Symptoms of anorexia nervosa may include:
- restricted eating
- extreme weight loss
- intense fear of gaining weight
- distorted body image
Anorexia is extremely dangerous and sadly, many people who suffer die from starvation or suicide. About 12-18% of people with anorexia nervosa also have a co-occurring substance use disorder.
People with bulimia nervosa experience frequent episodes of binging and purging. A binge (consuming large amounts of food) is associated with a lack of control. This is followed by a compulsive behavior, like purging or excessive exercise.
Symptoms of bulimia nervosa include:
- sore throat
- electrolyte imbalance
- swollen glands
- tooth decay
Similar to anorexia nervosa, people with bulimia nervosa may take laxatives or diuretics after a binge. In addition, bulimia nervosa is associated with a high rate of alcohol abuse compared to other eating disorders.
Binge-eating disorder is the most common eating disorder in the United States. It involves periods of consuming large amounts of food. However, unlike bulimia nervosa, it is not followed by purging.
Symptoms of binge-eating disorder include:
- eating in secret
- feelings of guilt or shame associated with eating
- frequent dieting
Substance Use Disorders
A substance use disorder (SUD), also known as addiction, involves compulsive drug or alcohol use regardless of consequences.
Addiction often affects several areas of a person’s life, including family, work, and friendships. Drug-seeking behaviors can sometimes also cause legal or financial hardships.
The following signs of addiction are important to remember:
- excessive drug or alcohol use
- intense cravings for the substance
- increased tolerance to the substance
- physical dependence
- changes in mood or behavior
- withdrawal from friends and family
It is important to remember addiction and eating disorders are not a choice but a mental illness. They require appropriate treatment and aftercare that addresses both addiction and the eating disorder.
Risk Factors For Co-Occurring Eating Disorders And Addiction
Eating disorders primarily affect women and men are 1.3 times as likely to be diagnosed with addiction. However, both men and women can develop eating disorders and a co-occurring substance use disorder.
A combination of genetics, environment, psychological, and social factors can influence the development of both eating disorders and addiction.
Common risk factors for developing a co-occurring eating disorder and SUD include:
- childhood trauma
- impulsive behaviors
- history of parental concern with weight and appearance
- family history of substance abuse or eating disorders
- social pressures to use substances or lose weight
- taking substances to lose weight
Many people with eating disorders may also have other co-occurring anxiety disorders. If undiagnosed and untreated, people may self-medicate their symptoms with drugs or alcohol.

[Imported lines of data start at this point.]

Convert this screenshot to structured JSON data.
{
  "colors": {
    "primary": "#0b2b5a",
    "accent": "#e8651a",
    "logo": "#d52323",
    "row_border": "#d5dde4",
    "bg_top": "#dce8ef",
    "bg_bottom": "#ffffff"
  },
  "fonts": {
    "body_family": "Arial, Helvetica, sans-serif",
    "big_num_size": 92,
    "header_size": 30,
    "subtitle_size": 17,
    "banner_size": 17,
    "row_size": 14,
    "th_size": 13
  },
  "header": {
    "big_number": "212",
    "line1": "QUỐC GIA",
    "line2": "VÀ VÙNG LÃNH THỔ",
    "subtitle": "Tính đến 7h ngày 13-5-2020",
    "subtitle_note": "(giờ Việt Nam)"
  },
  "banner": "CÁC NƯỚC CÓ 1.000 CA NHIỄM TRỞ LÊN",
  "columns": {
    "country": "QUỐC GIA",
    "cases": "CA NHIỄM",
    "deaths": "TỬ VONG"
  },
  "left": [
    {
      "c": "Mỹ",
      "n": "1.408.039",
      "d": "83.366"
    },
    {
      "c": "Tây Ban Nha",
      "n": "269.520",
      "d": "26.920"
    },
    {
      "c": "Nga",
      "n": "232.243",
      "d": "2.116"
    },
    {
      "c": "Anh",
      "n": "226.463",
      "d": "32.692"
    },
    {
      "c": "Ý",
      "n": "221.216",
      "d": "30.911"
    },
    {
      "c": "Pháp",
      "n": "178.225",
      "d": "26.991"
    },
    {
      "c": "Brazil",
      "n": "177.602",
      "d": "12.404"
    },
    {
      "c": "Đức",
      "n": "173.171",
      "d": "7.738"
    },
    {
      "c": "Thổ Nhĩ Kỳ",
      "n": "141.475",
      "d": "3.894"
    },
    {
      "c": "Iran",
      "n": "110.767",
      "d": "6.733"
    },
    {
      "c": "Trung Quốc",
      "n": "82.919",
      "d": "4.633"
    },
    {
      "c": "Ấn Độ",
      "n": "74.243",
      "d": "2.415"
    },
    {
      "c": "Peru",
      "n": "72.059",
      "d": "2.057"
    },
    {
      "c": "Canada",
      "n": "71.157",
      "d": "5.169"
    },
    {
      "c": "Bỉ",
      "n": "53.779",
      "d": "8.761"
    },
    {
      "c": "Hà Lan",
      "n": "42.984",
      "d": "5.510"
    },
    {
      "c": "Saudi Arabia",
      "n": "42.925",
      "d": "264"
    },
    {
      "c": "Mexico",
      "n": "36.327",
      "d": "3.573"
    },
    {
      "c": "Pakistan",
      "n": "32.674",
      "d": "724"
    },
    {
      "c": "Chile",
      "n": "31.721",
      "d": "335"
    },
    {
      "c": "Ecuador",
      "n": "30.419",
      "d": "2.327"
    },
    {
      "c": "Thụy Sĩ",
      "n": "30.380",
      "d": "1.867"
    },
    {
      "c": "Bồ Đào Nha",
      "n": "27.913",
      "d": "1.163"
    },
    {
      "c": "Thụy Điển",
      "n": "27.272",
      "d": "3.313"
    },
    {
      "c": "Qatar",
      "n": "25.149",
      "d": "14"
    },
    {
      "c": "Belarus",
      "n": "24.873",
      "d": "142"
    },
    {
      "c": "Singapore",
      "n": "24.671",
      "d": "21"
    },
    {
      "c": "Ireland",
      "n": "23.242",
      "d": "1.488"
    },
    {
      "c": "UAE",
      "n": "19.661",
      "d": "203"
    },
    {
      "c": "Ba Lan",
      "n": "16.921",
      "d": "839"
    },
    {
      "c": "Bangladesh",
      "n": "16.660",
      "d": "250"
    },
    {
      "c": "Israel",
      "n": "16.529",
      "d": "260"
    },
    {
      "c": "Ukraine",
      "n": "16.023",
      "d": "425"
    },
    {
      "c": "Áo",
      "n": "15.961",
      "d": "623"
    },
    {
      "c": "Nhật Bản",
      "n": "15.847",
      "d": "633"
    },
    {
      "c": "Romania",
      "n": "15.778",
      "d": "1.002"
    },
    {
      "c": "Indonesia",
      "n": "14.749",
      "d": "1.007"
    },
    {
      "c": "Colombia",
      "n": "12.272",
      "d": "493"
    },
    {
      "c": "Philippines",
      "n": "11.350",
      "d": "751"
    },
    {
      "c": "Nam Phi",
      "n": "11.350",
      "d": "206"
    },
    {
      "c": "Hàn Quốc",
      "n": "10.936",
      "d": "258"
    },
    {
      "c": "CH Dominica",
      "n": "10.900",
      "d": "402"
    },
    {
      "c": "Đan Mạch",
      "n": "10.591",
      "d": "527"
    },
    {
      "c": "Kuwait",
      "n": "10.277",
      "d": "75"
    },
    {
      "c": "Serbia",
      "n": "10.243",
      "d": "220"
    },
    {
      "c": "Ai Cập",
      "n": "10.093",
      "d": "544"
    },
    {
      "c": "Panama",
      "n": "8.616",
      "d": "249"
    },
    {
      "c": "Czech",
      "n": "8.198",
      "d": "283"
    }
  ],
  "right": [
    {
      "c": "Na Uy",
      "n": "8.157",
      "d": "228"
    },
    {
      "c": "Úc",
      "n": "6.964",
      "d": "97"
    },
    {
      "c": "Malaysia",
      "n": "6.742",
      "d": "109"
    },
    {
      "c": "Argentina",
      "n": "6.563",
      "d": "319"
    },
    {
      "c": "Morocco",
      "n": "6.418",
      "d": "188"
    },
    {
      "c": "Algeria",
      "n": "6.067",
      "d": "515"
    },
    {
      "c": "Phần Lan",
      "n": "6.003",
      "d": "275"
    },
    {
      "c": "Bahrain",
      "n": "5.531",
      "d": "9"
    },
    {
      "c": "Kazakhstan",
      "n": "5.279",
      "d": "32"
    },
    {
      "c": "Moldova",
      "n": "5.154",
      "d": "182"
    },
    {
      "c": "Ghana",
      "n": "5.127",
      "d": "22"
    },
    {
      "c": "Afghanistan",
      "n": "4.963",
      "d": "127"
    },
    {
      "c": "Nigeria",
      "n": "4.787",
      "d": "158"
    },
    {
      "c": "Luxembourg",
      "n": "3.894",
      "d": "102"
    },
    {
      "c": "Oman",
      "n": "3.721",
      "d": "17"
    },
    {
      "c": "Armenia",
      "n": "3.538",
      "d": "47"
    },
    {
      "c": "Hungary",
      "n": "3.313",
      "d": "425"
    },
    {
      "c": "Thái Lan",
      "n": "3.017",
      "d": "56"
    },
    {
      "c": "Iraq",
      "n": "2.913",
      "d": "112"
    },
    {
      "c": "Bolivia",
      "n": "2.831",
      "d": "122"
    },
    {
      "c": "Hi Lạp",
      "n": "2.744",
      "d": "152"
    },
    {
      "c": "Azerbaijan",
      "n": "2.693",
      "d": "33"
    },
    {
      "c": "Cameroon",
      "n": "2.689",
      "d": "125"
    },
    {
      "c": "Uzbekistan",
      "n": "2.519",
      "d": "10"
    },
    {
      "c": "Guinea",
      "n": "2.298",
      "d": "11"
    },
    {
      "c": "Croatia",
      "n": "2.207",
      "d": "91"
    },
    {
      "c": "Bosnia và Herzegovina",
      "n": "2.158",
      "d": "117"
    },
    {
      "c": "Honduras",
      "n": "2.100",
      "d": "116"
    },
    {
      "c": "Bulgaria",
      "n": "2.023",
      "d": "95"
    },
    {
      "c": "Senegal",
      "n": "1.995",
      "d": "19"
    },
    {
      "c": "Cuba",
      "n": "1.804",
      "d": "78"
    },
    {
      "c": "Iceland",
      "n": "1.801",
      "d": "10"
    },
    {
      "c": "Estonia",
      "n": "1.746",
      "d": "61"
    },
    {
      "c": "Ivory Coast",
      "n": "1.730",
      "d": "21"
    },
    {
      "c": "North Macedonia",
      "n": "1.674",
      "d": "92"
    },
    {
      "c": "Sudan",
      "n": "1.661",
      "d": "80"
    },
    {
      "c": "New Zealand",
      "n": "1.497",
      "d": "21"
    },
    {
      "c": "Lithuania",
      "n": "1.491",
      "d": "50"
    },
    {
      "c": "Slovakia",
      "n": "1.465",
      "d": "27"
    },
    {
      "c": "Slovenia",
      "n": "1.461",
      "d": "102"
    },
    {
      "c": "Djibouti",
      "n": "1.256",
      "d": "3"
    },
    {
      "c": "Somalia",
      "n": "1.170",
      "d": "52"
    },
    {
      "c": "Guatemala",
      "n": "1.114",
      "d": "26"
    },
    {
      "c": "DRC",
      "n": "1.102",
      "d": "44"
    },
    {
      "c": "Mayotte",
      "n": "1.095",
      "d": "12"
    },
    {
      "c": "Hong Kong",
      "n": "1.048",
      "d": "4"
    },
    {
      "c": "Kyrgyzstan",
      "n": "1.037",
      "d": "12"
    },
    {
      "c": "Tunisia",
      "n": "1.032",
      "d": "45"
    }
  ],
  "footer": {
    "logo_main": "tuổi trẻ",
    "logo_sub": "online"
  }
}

Dual Diagnosis Treatment For Eating Disorders & Addiction
People with eating disorders have an increased risk of suicide and physical health problems. Having a co-occurring addiction can worsen symptoms of both conditions. Although treatment can be challenging, it is possible.
Dual diagnosis treatment requires a collaboration of psychiatrists, doctors, nurses, and addiction specialists. Together, this team of professionals can offer a well-rounded and personalized approach to treatment.
Treatment centers may offer the following dual diagnosis services:
- inpatient/residential treatment
- support groups
- behavioral therapy
- partial hospitalization
- outpatient treatment
These treatment centers offer a wide variety of services and activities that can improve addictive behaviors and disordered eating.
Programs range from highly structured (residential) to more flexible (outpatient). Your treatment team will work with you to determine the severity of your addiction and eating disorder and what will be most effective for you.